営業は顧客の言葉だけでなく、その背景にある真のニーズや優先順位を理解する必要があります。例えば、顧客が100点を求める一方で、本当に必要なのはギリギリの合格ラインかもしれません。そこを見極め、必要な部分にリソースを集中することで、無駄を省き、効率的な営業活動ができると考えています。

布川:まさにです。成長期のスタートアップでは特に、売上のトップラインを伸ばせるセールスが評価されます。しかし、フィールドセールスがこのラストワンマイルをどのように受注してくれるかはとても重要です。

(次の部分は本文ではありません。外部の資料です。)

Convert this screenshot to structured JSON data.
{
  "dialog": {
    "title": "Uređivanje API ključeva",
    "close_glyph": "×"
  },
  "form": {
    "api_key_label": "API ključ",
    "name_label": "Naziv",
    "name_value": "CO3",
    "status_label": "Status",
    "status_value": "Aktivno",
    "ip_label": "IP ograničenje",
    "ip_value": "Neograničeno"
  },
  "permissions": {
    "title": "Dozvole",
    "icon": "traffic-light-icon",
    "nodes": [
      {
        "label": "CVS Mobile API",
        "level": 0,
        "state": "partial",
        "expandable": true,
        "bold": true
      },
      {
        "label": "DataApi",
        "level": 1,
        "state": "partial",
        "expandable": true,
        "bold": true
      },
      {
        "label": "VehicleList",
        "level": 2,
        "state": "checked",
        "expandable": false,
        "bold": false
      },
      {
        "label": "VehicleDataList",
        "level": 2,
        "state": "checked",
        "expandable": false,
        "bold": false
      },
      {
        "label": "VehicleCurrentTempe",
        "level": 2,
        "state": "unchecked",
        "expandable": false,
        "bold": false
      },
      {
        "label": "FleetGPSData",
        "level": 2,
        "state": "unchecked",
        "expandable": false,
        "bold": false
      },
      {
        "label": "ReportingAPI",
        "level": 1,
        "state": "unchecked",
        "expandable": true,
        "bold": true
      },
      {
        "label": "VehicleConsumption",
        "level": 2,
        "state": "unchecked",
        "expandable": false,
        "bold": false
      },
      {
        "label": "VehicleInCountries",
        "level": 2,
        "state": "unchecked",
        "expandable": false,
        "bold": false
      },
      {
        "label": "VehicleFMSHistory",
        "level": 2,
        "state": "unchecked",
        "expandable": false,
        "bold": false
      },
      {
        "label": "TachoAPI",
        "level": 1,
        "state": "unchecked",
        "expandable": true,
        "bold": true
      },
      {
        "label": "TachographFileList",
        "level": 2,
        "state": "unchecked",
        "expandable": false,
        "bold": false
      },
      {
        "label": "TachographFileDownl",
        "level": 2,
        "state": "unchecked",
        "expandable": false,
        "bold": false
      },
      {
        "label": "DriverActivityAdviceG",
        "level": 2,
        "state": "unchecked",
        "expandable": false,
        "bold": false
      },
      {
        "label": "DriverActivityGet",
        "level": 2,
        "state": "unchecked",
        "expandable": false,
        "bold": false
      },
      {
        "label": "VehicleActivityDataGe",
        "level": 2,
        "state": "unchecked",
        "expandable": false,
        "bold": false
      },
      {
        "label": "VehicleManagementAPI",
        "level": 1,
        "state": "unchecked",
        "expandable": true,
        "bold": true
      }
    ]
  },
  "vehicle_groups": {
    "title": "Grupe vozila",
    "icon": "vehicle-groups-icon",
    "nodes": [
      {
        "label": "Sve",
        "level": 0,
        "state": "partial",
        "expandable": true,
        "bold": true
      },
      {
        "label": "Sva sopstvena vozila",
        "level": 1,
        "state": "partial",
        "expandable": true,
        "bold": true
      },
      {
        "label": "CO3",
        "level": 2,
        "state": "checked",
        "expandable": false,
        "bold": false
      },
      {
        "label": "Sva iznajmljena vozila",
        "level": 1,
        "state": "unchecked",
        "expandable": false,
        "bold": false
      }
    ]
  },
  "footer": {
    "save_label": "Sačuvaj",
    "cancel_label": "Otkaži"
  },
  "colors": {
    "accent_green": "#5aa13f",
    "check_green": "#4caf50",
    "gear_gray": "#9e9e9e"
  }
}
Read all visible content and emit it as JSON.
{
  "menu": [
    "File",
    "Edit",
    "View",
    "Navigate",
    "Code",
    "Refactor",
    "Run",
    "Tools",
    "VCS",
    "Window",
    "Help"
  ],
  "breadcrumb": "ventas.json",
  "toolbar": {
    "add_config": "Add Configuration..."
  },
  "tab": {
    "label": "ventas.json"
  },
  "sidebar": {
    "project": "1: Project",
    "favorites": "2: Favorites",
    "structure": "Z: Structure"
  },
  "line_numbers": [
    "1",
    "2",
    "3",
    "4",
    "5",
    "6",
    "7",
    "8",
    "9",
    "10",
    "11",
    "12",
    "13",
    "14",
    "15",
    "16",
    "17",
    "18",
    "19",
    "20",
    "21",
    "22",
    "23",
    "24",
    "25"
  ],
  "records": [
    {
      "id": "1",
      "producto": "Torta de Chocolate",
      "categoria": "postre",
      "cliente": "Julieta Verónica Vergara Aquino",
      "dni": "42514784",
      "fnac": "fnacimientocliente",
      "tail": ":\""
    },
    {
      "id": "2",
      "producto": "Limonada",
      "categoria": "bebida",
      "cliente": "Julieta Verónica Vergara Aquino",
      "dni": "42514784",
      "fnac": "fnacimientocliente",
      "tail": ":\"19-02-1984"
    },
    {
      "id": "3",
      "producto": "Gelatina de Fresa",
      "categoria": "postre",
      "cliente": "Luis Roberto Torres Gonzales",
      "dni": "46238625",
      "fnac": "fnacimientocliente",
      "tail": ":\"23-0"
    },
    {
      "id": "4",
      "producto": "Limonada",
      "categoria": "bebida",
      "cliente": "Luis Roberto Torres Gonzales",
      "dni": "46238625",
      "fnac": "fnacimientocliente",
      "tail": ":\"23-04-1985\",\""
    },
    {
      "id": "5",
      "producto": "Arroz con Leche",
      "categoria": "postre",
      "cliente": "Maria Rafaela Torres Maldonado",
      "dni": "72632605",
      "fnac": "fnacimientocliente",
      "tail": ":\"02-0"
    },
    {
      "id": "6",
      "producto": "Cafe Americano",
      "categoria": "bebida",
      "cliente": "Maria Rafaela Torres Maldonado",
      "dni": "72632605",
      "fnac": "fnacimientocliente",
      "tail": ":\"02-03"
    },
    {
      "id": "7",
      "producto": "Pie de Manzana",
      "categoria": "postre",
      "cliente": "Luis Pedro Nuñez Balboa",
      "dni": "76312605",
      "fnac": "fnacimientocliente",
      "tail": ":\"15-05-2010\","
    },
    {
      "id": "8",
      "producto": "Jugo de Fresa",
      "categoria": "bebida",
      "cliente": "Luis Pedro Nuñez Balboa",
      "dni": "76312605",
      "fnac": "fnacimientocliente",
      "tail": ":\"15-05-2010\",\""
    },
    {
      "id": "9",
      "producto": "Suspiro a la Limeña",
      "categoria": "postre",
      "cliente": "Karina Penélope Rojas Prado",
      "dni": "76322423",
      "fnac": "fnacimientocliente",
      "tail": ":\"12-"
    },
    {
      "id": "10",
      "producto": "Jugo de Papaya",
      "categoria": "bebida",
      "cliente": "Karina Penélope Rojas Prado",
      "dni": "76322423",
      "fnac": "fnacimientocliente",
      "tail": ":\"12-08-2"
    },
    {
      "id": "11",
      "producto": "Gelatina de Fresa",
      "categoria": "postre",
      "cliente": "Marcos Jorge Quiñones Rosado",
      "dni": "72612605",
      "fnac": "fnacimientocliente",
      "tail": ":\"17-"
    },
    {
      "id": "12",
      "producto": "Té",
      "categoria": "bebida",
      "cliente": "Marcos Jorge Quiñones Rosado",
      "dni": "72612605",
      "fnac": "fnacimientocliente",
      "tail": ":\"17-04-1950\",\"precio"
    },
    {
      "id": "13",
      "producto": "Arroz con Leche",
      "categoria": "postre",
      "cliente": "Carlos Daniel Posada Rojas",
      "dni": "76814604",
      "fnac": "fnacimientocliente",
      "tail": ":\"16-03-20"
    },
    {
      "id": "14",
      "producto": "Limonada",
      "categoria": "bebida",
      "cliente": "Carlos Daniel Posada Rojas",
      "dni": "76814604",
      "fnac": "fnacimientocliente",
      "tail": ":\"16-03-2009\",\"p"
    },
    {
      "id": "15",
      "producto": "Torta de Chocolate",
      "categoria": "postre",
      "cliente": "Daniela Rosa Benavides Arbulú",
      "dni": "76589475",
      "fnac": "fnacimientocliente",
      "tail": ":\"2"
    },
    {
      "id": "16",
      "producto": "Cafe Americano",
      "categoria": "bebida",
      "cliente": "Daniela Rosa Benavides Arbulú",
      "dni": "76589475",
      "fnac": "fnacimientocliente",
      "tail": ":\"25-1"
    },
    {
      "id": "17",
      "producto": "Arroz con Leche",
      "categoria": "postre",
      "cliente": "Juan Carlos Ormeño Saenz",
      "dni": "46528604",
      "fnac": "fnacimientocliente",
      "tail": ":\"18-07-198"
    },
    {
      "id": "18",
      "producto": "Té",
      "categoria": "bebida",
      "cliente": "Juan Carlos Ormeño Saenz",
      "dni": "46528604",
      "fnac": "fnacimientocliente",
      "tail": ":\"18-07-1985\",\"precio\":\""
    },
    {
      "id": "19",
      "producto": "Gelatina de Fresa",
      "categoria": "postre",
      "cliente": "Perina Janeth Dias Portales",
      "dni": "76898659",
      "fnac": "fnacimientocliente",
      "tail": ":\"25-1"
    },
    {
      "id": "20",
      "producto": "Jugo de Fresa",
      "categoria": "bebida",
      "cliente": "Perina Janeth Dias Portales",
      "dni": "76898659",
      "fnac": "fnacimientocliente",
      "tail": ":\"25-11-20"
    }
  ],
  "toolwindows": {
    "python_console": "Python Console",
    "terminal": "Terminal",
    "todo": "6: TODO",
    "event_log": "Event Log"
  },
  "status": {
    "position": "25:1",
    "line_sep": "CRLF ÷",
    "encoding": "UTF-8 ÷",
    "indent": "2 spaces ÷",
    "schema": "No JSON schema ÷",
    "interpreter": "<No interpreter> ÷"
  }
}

生産性の高い案件をお客様と完璧に合意して持ってきてくれる営業が本当に優秀だと思いますが、この点ではログラスの営業組織はまだまだ伸び代がありますね。一方、当社は日本のスタートアップでは先進的なOTE(On-Target Earnings 。目標達成率100%時の提示年収)も取り入れ、外資のセールスでも参画しやすい環境を整えているため、こうした感性を持つトップレベルの方にも来ていただける組織になりつつあります。

古森:特にSaaSというビジネスにおいて、営業は常にチーム戦ですから。チーム戦の中でも、柔道の団体戦のような形式ではダメなんです。先鋒が出て、負けたら中堅が出て...…という形式は、ビジネスにおいてはありえません。

その都度状況を見極めて、チームの中で誰がどう戦うのかを見極めるのが営業の仕事です。
シンプルなことですが、それぞれの役割の中で「お客様がハッピーになる」ということを追求し、やりがいを持って仕事に向き合うことが重要です。

ーログラスに対する期待を教えてください。

古森:顧客のニーズに応え、最適なソリューションを提供しつづけることを期待しています。ログラスは、エンジニアリング部門とセールス部門の距離が近いと聞いています。セールスが顧客のニーズを的確にとらえ、エンジニアリング部門と共にプロダクトに反映していくことで、顧客からの信頼をさらに深めることができます。

こういった当たり前の積み重ねが、ログラスが世界で勝てるSaaS企業になるためにも、重要なことです。

私自身は、これまでの知見と経験を生かしながら営業戦略と組織強化を支援し、ログラスの皆さんと共に、日本社会の「良い景気」を作ることに、微力ながら尽力していきたいです。